Gdzie we Wszechświecie może zajść proces r? Kiedy masa gwiazdy jest co najmniej osiem razy większa od masy Słońca (wspomniany artykuł: Boffin & Pierce-Price 2007), wartości temperatury i ciśnienia w jej centrum są tak wysokie, że możliwa staje się fuzja węgla i tlenu, w wyniku czego tworzy się rdzeń z żelaza. W tym końcowym stadium, wnętrze gwiazdy wygląda jak cebula (patrz diagram). Najbardziej zewnętrzna warstwa zbudowana jest z wodoru i helu, podczas gdy wewnętrzne warstwy zawierają coraz to cięższe jądra, ponieważ zachodzą tam reakcje nukleosyntezy coraz to cięższych pierwiastków.

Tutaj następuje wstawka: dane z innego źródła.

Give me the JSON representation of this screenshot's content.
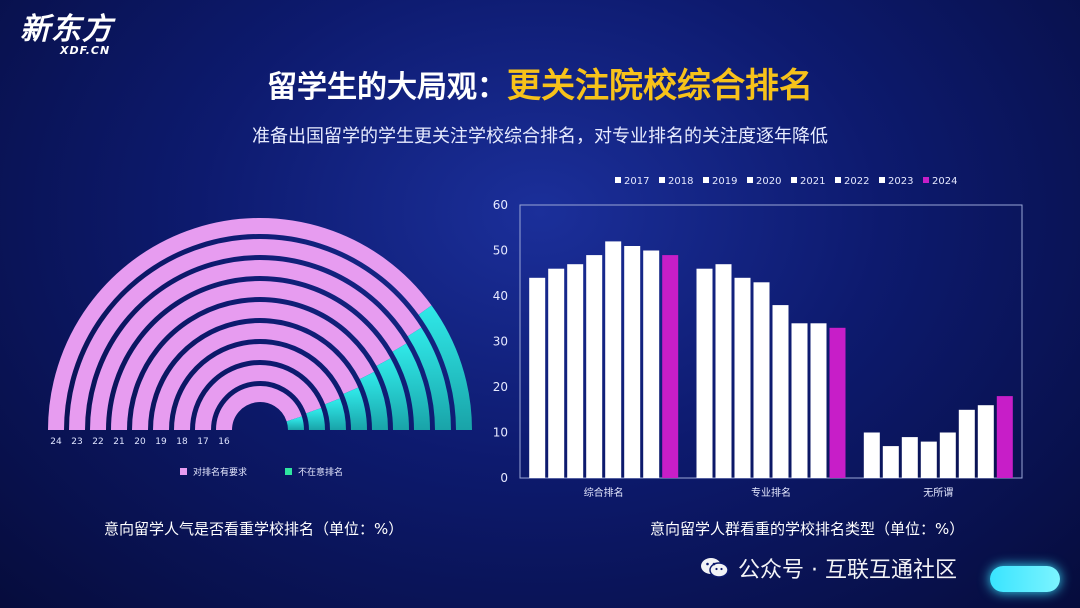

Żelazo jest pierwiastkiem stabilnym, nie spala się, tylko, akumulując się w rdzeniu powoduje zwiększanie jego masy. Kiedy masa gwiazdy przekroczy pewną wartość (zwaną granicą Chandrasekhara) rdzeń żelazowy nie może już rosnąć, gdyż jego grawitacja staje się zbyt wysoka. Wtedy następuje gwałtowne zapadanie się gwiazdy (zewnętrzne warstwy rdzenia osiągają przy tym prędkość 250 mln km/h), rdzeń kurczy się do momentu, kiedy spadająca materia odbije się od wewnętrznych warstw rdzenia i cała energia zostanie wyrzucona na zewnątrz w potężnym wybuchu (patrz diagram). Zjawisko to nosi nazwę wybuchu supernowej a dokładnie Typu II supernowej (SN II).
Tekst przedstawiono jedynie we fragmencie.